Additionally, AD-associated microglia exhibited significantly larger sizes (volume and area) compared to controls, with the changes confined to CD68-positive microglia—those actively engaged in phagocytosis. This suggested heightened activation in response to Aβ accumulation. Surprisingly, measures of microglial shape complexity, such as solidity and circularity, showed no significant differences between AD and control groups.

CD68 labeling indicated elevated lysosomal activity in AD microglia, likely due to increased Aβ uptake. This aligned with the hypothesis that microglial enlargement reflects their response to heightened pathological burdens, the researchers wrote.

These findings highlight the potential of retinal imaging as a non-invasive tool for early AD detection. Technologies including Optical Coherence Tomography could, in the future, enable real-time monitoring of microglial changes, aiding in early diagnosis and tracking therapeutic efficacy.

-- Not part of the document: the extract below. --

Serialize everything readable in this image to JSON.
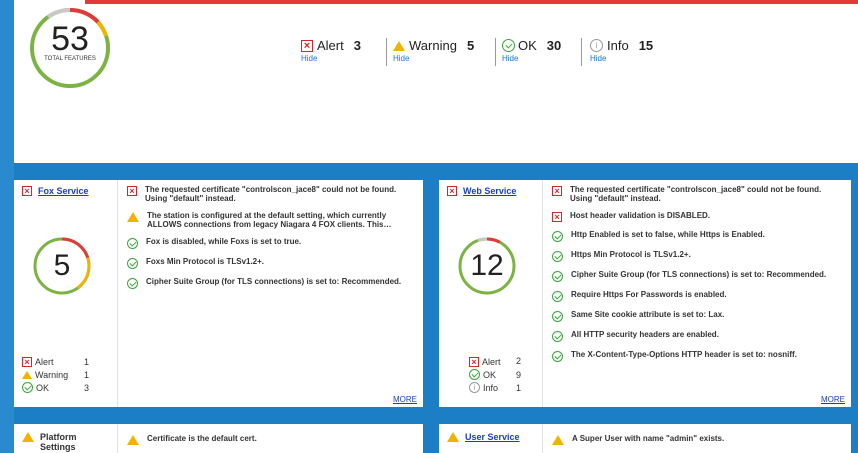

The researchers noted that the study underscored the importance of preserving microglial health. Promising therapies such as Lecanemab target Aβ clearance, and maintaining functional microglia may enhance treatment outcomes and slow disease progression.

The study’s small sample size and variability in retinal regions analyzed highlight the need for larger, standardized datasets. Future research could explore how microglial populations change across AD stages and investigate the interplay between microglial activity and tau pathology in the retina, according to the researchers.

The authors declared no competing interests with this study.